For a $100 membership fee and 10 percent shipping fee, consumers can order from hundreds of products, ranging from eggs to meats to wheat to produce, on the Internet. Orders must be placed by the second Thursday of each month; the third Thursday, producers take turns ferrying orders to Denver for pickup. Sales more than doubled between the first and second months of operation, says Ben Rainbolt, director of the co-op development center.
Since products travel roughly 200 miles at the most to consumer, “that’s a lot of energy savings,” Rainbolt notes. “Plus, we’re trying to provide some sustainability to keep these farmers on the farm and producing.”
Be Ready for Next Summer
Grow Your Own
If you don’t have a vegetable garden, scout your yard for good sunny spots, or plan to garden in large containers or decorative pots. Many garden stores, Denver Urban Gardens (www.dug.org) and the Colorado State University Extension (www.ext.colostate.edu) offer classes or information sheets for gardening neophytes.
Compost
Good soil gives you good vegetables. Rake up those leaves, add lawn clippings or suitable food scraps, and create a compost pile that you can use in your garden next spring – while keeping all that stuff out of the landfill. The Extension offers directions for composting while DUG offers free composting classes.
Investigate CSAs
If you don’t want to grow a garden, buy a share in community supported agriculture. By paying typically several hundred dollars a year, a family can receive weekly shipments of fresh produce – and sometimes eggs, honey, flowers, herbs and meat as well.

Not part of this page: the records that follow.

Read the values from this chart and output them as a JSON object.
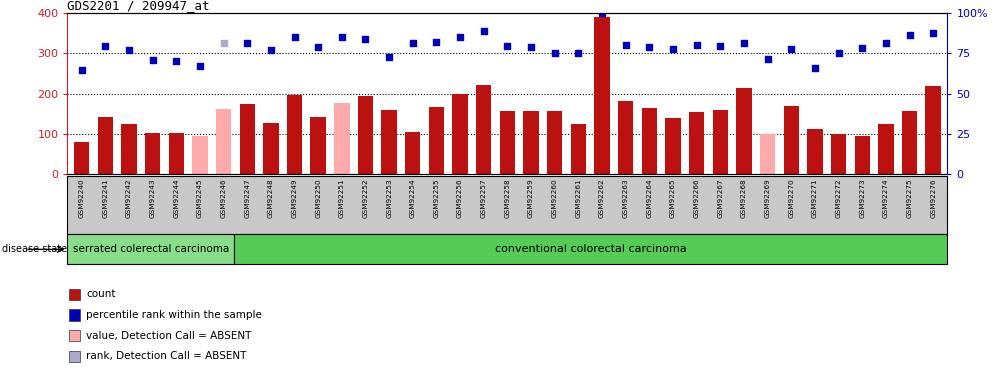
{
  "title": "GDS2201 / 209947_at",
  "samples": [
    "GSM92240",
    "GSM92241",
    "GSM92242",
    "GSM92243",
    "GSM92244",
    "GSM92245",
    "GSM92246",
    "GSM92247",
    "GSM92248",
    "GSM92249",
    "GSM92250",
    "GSM92251",
    "GSM92252",
    "GSM92253",
    "GSM92254",
    "GSM92255",
    "GSM92256",
    "GSM92257",
    "GSM92258",
    "GSM92259",
    "GSM92260",
    "GSM92261",
    "GSM92262",
    "GSM92263",
    "GSM92264",
    "GSM92265",
    "GSM92266",
    "GSM92267",
    "GSM92268",
    "GSM92269",
    "GSM92270",
    "GSM92271",
    "GSM92272",
    "GSM92273",
    "GSM92274",
    "GSM92275",
    "GSM92276"
  ],
  "bar_values": [
    80,
    143,
    125,
    102,
    102,
    95,
    162,
    175,
    128,
    198,
    143,
    178,
    195,
    160,
    106,
    167,
    200,
    222,
    158,
    157,
    157,
    125,
    390,
    182,
    165,
    141,
    155,
    160,
    215,
    100,
    170,
    113,
    100,
    95,
    125,
    158,
    220
  ],
  "absent_bar": [
    false,
    false,
    false,
    false,
    false,
    true,
    true,
    false,
    false,
    false,
    false,
    true,
    false,
    false,
    false,
    false,
    false,
    false,
    false,
    false,
    false,
    false,
    false,
    false,
    false,
    false,
    false,
    false,
    false,
    true,
    false,
    false,
    false,
    false,
    false,
    false,
    false
  ],
  "rank_values": [
    260,
    318,
    308,
    284,
    282,
    270,
    327,
    325,
    309,
    340,
    315,
    340,
    335,
    290,
    325,
    328,
    342,
    355,
    318,
    317,
    300,
    300,
    400,
    320,
    316,
    310,
    322,
    318,
    326,
    285,
    310,
    265,
    302,
    313,
    327,
    345,
    350
  ],
  "absent_rank": [
    false,
    false,
    false,
    false,
    false,
    false,
    true,
    false,
    false,
    false,
    false,
    false,
    false,
    false,
    false,
    false,
    false,
    false,
    false,
    false,
    false,
    false,
    false,
    false,
    false,
    false,
    false,
    false,
    false,
    false,
    false,
    false,
    false,
    false,
    false,
    false,
    false
  ],
  "serrated_count": 7,
  "ylim_left": [
    0,
    400
  ],
  "ylim_right": [
    0,
    100
  ],
  "yticks_left": [
    0,
    100,
    200,
    300,
    400
  ],
  "yticks_right": [
    0,
    25,
    50,
    75,
    100
  ],
  "ytick_right_labels": [
    "0",
    "25",
    "50",
    "75",
    "100%"
  ],
  "bar_color": "#BB1111",
  "bar_absent_color": "#FFAAAA",
  "rank_color": "#0000BB",
  "rank_absent_color": "#AAAACC",
  "bg_color": "#FFFFFF",
  "tick_area_color": "#C8C8C8",
  "serrated_color": "#88DD88",
  "conventional_color": "#55CC55",
  "legend_items": [
    {
      "label": "count",
      "color": "#BB1111"
    },
    {
      "label": "percentile rank within the sample",
      "color": "#0000BB"
    },
    {
      "label": "value, Detection Call = ABSENT",
      "color": "#FFAAAA"
    },
    {
      "label": "rank, Detection Call = ABSENT",
      "color": "#AAAACC"
    }
  ],
  "gridline_y": [
    100,
    200,
    300
  ],
  "left_axis_color": "#CC2222",
  "right_axis_color": "#0000BB"
}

The state agriculture department lists CSAs at www.colorado.gov/ag. (Drill down through Divisions, Markets and Agritourism listings to find them.) The Robyn Van En Center, named for the CSA founder, lists nationwide CSAs at www.csacenter.org.
Visit a Farmer’s Market – Now or Next Year
In many communities, markets continue until around November 1. Colorado markets are listed at the Colorado Farmers’ Market Association (www.coloradofarmers.org) or the Colorado Department of Agriculture (www.colorado.gov/ag/markets).